Negative Gearing captured the country’s attention over the weekend as Prime Minister Malcolm Turnbull announced that there would be no changes to the policy in the coming budget.
The announcement was made at a photo opportunity with the Mignacca family – Julian, Kim, and one year old Addison – who are negatively gearing their investment property and used the tax break to buy their family home.
Labor’s proposed changes to the policy and the Coalition’s decision to leave it as is positions the topic as a key election debate.
Regardless of who wins the election – which could be very close (there is now a strong possibility of a hung parliament) – one thing is clear: negative gearing is not a magic bullet to property affordability and this is being distorted by the Coalition.
Malcolm Turnbull and the coalition have quickly ramped up the fear laden rhetoric, claiming that prices will fall, rents will rise, and reduced investment. A “perfect trifecta”. As has been covered previously in this blog, this would not be the case.
This is a hugely emotive issue as it speaks to the great Australian dream of owning a property. The Coalition have seized on that emotion.
The claims made by the Prime Minister in the last few days are off the mark and absolutely politically motivated, rather than contributing to the debate, benefiting voters and the stability of the property market.
The price of property is determined by many more factors than just negative gearing. Supply, demand, population, quality of property, location, access to amenity are just some factors that contribute to a properties worth. The tax concession is a nice bonus to help investors along.
According to John Daly, CEO of the Grattan Institute and co-author of the Hot Property report, “property prices would be up to two per cent lower” under their proposed changes (which are similar but not identical to Labor’s).
“Contrary to urban myth, rents won’t change much, nor will housing markets collapse. The effects on property prices would be small compared to factors such as interest rates and the supply of land” he said.
If there is a dip in prices, they will naturally be regained. Property gains value. There are corrections in the market cycle, but over the long term, property value will increase. Hence why it is such an attractive investment option.
On Tuesday night, the Prime Minister was grilled on 7:30 by Leigh Sales on his assertions that investors would leave the market. It was “common sense” that property prices would drop as a result of the exodus of investors, according to the PM.
Citing ATO figures, the Prime Minister said that “around a third of the buyers for residential property currently are investors. What Labor is proposing will take all or almost all of them out of the market. If you take a third of the buyers out of the market, prices, values will fall.”
This is an exaggeration, as well as not making much sense. Investing in property solely to reap the benefit of negative gearing is misguided and not the main motivation for the vast majority of investors.
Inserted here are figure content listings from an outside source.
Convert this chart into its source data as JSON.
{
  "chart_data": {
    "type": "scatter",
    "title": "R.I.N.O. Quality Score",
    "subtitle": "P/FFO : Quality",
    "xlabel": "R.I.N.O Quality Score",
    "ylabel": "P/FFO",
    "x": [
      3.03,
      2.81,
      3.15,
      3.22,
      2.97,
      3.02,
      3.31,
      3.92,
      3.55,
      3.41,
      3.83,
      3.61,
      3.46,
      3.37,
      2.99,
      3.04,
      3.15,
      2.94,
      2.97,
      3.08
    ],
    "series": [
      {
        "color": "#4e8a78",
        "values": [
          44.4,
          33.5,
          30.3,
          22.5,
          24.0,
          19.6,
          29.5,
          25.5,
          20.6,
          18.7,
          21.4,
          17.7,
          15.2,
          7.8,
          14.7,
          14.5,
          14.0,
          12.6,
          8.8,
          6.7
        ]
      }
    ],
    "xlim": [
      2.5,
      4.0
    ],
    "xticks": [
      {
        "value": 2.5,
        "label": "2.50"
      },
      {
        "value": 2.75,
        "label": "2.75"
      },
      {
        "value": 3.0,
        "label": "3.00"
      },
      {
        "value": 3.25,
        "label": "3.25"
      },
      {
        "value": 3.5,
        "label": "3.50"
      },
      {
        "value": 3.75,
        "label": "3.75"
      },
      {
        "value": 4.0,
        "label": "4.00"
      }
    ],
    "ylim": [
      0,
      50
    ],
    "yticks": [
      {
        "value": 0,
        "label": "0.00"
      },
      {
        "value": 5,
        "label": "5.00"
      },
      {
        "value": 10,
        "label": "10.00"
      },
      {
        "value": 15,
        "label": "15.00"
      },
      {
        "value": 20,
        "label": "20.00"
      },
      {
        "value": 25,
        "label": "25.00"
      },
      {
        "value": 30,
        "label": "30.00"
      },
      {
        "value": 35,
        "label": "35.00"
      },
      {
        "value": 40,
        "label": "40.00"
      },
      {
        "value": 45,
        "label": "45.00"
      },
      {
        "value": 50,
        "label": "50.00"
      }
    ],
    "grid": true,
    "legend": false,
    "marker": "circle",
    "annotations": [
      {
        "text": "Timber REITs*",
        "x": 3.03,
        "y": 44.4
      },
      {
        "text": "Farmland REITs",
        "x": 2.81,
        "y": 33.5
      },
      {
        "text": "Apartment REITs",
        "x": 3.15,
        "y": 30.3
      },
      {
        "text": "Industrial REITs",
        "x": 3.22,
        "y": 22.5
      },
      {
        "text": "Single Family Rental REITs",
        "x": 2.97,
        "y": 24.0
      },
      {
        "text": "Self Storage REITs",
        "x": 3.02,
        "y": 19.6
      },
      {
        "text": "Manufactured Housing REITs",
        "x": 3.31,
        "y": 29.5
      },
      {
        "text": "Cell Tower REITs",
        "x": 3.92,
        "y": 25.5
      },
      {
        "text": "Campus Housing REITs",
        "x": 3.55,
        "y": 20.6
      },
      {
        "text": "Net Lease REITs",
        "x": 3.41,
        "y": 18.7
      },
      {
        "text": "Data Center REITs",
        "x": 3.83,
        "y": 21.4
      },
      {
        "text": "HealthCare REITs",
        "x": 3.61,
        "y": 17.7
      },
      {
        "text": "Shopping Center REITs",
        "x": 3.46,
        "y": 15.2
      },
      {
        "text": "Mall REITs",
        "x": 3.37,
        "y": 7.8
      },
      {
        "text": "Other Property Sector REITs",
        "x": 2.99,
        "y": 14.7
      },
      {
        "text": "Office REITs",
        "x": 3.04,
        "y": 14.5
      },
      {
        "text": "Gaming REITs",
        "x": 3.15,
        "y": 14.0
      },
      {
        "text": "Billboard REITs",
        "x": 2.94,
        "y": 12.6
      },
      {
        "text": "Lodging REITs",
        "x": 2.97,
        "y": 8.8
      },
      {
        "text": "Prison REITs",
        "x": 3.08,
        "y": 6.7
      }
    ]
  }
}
The capital gains made from investing in a good quality property and retaining it for a long period far outweigh the deductions against taxable income. Buyers know that property is one of – if not the best – investment options available. The assertion that a third of buyers would leave the market because they are no longer able to claim a tax deduction is wrong. If negative gearing is removed, there may be a short corrective period as the market adjusts, but investment buyers will always be present.
Rents also will not raise if the policy is removed. As in any market, rents are determined by the supply of stock and the demand of the consumer. Landlords may raise their rents, but tenants can always threaten to leave to secure a cheaper options. There is nothing worse for a landlord than an empty property.
Again, the arguments put forward by the Coalition don’t hold much weight. Removal of negative gearing would not mean Armageddon for the property market. Far from it.
None of this is to say that negative gearing should be removed; it has been in place for over a century and does assist investors. However, it is not some special ingredient for successful property investment.
If this debate reminds buyers of anything, it is of the need to separate fearful political spin, half-truth, or assumption from evidence and fact – a vital lesson when making any investment.